Small sample sizes are the most obvious power killer, but they’re not the only one. High variability in your measurements has the same effect. If your outcome measure is noisy, with scores bouncing around widely from person to person, even a real effect gets buried in the noise. You can combat this by using more precise measurement tools, standardizing your procedures to reduce observer bias, or choosing outcome measures with less natural variability.

Your choice of statistical test matters too. Non-parametric tests, which rank data instead of using raw values, are inherently less powerful than parametric tests like the t-test. This tradeoff is sometimes necessary when your data isn’t normally distributed, but it means you’ll need more participants to achieve the same power. Combining a non-parametric test with a small sample size is a double hit to your ability to detect effects.

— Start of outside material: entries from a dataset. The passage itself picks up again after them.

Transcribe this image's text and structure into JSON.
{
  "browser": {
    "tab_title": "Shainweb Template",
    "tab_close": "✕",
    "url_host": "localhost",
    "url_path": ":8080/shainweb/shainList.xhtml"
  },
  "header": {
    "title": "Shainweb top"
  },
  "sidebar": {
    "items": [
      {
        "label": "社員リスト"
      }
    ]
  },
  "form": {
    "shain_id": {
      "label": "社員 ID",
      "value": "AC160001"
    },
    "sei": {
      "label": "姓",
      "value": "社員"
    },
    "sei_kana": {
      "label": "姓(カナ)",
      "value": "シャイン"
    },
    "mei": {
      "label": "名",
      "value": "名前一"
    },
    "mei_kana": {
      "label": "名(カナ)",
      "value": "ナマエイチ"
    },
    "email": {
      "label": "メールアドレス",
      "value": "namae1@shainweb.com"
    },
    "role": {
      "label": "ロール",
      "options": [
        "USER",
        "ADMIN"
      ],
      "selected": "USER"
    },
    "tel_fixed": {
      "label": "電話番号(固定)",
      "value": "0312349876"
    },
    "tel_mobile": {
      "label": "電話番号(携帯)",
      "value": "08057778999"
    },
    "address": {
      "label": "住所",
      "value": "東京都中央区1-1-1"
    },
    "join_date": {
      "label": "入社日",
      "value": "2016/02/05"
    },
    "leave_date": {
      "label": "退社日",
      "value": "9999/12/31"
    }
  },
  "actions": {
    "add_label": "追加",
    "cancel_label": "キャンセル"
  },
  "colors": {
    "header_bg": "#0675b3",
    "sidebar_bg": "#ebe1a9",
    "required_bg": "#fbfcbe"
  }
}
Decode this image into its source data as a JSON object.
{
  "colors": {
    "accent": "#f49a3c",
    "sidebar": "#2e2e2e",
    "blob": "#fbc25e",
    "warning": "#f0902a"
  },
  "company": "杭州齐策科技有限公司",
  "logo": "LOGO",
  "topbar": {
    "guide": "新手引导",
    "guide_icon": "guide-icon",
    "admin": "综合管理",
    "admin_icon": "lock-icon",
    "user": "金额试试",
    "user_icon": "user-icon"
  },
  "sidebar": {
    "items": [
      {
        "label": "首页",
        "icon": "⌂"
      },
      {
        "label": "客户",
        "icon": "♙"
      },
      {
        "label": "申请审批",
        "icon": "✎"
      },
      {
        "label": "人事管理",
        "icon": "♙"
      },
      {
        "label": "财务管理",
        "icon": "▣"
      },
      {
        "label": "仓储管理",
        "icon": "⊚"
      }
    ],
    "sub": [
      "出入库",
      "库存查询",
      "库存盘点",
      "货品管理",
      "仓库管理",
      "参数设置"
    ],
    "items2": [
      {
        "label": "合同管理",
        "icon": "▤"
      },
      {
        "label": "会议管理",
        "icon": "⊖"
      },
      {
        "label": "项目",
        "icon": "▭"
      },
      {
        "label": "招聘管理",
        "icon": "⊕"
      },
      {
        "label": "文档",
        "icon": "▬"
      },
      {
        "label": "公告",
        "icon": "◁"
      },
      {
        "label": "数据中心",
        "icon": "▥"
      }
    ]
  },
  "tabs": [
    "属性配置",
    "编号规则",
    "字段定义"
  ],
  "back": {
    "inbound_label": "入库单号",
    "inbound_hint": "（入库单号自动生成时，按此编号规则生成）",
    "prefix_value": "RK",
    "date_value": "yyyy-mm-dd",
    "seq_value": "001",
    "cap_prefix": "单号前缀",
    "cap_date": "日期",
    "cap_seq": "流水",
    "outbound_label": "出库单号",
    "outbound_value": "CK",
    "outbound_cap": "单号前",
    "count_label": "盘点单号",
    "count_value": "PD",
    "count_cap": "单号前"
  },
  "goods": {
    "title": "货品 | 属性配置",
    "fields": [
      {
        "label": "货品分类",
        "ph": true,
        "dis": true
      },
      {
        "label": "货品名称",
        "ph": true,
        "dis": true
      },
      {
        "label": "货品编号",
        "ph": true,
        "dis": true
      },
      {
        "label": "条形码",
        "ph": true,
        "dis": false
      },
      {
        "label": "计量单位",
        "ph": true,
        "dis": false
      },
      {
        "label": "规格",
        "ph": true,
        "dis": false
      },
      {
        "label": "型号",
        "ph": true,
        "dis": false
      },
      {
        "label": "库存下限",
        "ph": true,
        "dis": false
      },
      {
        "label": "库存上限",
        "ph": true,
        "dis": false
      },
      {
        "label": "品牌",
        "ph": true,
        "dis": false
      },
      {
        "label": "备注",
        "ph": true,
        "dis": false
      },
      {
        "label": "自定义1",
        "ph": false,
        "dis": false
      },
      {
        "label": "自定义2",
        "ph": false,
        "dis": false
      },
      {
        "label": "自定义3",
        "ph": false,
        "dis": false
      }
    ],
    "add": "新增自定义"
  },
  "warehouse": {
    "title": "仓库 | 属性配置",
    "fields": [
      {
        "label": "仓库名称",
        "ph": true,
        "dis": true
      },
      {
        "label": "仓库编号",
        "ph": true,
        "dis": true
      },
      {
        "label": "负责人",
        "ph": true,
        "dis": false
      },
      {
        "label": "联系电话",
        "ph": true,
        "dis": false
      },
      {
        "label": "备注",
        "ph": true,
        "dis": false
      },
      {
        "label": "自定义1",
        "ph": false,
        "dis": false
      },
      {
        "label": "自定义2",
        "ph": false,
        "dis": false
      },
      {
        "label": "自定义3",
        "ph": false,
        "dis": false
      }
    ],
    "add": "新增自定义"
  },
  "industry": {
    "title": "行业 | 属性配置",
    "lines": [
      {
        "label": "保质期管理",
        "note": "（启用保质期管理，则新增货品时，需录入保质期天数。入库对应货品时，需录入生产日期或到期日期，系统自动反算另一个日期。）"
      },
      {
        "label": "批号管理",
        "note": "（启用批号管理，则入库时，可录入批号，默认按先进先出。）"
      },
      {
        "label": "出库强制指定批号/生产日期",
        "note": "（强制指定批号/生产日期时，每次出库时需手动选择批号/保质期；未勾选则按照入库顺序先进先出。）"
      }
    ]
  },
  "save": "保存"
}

A few other design strategies can boost power without simply adding more participants. Reducing participant dropout (non-adherence) preserves the effective sample size you planned for. Using a paired or repeated-measures design, where you measure the same people before and after an intervention, reduces variability because each person serves as their own control. And choosing a one-tailed test instead of a two-tailed test increases power, though this is only appropriate when you have a strong directional hypothesis and can justify it before data collection.

Common Power Targets by Field

The 80% power standard applies broadly across academic research, but some fields demand more. FDA-regulated clinical trials conventionally require 80% to 90% power at a significance level of 0.025 (one-sided), which is more conservative than the typical 0.05 used in academic work. Sponsors submitting trial designs to the FDA must demonstrate that their sample size achieves the desired power under a range of plausible effect sizes, not just the most optimistic one.

In fields like psychology and education, where effect sizes tend to be small, reaching 80% power often requires sample sizes in the hundreds. In pharmacology, where drug effects can be large and measurable, smaller trials may suffice. The numbers always come back to the same tradeoff: the smaller the effect you’re trying to detect, the more data you need to detect it reliably.